Although commonly used among the neuroscience community, brain slice preparations are also faced with several disadvantages. For instance, input and output connections to the brain areas of interest are no longer connected in a brain slice. Moreover, once isolated, the tissue starts degrading slowly over time and this process could alter the physiological conditions of the brain slice. This topic in particular is very concerning because most brain slice recordings are taking several minutes to hours, which results in long experimental days with recordings performed on tissue that was isolated up to 6–8 h before the start of the experiment. Furthermore, the cerebrospinal fluid and blood circulation get interrupted during slice preparations, which may lead to the lack of important endogenous compounds within a brain slice. And most obviously, the slicing procedure itself may cause mechanical tissue damage that might compromise the obtained results. However, the actual benefits of brain slice preparations are still outweighing their disadvantages, which is why they present a highly valued and employed technique in neuroscience research.

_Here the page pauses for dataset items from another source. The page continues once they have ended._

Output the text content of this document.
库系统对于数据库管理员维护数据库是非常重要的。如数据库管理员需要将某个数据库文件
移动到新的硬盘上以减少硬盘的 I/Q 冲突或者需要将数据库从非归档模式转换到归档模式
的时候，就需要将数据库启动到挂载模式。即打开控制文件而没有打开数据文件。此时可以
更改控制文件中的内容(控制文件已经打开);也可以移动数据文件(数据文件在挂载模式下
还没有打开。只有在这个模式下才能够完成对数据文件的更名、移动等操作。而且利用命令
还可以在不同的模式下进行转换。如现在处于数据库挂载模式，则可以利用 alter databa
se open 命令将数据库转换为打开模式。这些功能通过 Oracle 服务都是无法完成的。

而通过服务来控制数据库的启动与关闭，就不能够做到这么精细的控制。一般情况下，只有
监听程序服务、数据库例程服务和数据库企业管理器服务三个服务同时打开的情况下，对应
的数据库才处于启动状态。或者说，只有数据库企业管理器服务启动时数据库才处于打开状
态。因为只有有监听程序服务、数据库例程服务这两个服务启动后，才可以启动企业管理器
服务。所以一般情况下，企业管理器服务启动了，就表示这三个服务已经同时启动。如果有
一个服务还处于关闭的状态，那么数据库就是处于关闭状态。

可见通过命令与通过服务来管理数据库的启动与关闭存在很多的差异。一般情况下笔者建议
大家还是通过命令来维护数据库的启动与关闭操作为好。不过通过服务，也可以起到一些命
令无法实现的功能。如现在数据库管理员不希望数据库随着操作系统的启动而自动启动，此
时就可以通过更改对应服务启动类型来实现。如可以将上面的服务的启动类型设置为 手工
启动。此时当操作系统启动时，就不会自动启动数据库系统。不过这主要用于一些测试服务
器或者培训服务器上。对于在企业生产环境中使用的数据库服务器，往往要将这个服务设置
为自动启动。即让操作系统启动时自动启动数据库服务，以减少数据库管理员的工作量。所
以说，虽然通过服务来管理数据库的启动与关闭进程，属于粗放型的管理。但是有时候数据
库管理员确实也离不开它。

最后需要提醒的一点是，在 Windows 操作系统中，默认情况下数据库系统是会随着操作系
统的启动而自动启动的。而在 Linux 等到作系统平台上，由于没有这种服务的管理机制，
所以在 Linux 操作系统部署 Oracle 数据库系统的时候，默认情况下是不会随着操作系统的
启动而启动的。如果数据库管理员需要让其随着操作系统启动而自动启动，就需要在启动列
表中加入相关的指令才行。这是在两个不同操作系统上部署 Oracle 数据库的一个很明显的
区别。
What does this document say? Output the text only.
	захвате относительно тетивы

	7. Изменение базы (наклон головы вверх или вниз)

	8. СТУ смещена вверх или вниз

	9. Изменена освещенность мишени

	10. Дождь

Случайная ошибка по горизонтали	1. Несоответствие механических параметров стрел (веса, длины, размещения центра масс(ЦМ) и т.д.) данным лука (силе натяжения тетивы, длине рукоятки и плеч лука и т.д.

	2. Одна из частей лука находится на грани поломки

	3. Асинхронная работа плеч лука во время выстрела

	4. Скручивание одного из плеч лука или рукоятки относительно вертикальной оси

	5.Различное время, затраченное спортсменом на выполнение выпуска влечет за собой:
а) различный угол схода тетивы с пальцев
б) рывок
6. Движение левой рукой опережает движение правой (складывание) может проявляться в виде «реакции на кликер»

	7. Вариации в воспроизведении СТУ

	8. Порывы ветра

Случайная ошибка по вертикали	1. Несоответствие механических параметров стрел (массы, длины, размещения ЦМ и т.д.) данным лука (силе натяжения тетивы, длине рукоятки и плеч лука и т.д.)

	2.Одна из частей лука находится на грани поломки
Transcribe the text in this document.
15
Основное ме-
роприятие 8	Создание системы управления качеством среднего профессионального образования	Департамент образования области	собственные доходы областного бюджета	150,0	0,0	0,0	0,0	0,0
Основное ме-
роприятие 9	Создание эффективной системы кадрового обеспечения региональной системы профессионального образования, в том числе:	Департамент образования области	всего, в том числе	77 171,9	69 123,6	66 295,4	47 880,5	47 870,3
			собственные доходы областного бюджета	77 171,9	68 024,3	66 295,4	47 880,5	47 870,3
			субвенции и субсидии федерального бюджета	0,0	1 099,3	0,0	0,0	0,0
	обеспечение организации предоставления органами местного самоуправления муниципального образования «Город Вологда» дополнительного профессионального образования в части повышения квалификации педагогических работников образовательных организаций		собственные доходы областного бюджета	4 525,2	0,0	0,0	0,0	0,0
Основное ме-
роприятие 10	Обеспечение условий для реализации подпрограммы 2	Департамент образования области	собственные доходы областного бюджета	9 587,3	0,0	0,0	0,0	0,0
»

Acute hippocampal brain slices present a powerful and therefore widely used technique to investigate neuronal processes from a molecular level up to complex brain circuit studies. This is based on the ideal neuroanatomy of the hippocampus that can be easily preserved in a slice preparation18. Consequently, hippocampal brain slices are used in a wide variety of scientific research projects, including drug screenings17, studies of neuronal and synaptic properties involved in cognitive functions40,41, and investigations of pathological brain conditions14,42,43. However, a broad spectrum of different applications also causes a wide range of available slice preparation protocols that can differ in various parameters, such as dissection conditions and cutting plane orientation, among others. Therefore, the exact research question of a scientific project has to be determined in order to choose an appropriate slice preparation protocol.
The tissue chopper presents one of the oldest used techniques in order to prepare hippocampal brain slices44,45. The major advantages of this preparation method include the low cost of the chopper and the fast and easy usage46. However, tissue choppers cause mechanical stress that results in morphological alterations and cell death47. In comparison, the vibratome is a rather expensive machine and the time for slice preparation is significantly increased which might have an impact on the quality of the slice. However, the vibratome usually offers a more gentle manner of separating the slices from the tissue and allows to keep the brain nicely cooled and oxygenated over the entire isolation procedure, thereby improving slice properties46. Therefore, several groups are standardly employing this technique and have brought forward protocols for the preparation of acute hippocampal brain slices using the vibratome16,30,48. While some protocols provide only a few details for the slicing itself but rather focus on a specific application of such slice preparation48, others provide detailed slice protocols that differ in cutting plane or other protocol details (e.g., agarose embedding or slice/recovery solutions) given in this article27,30.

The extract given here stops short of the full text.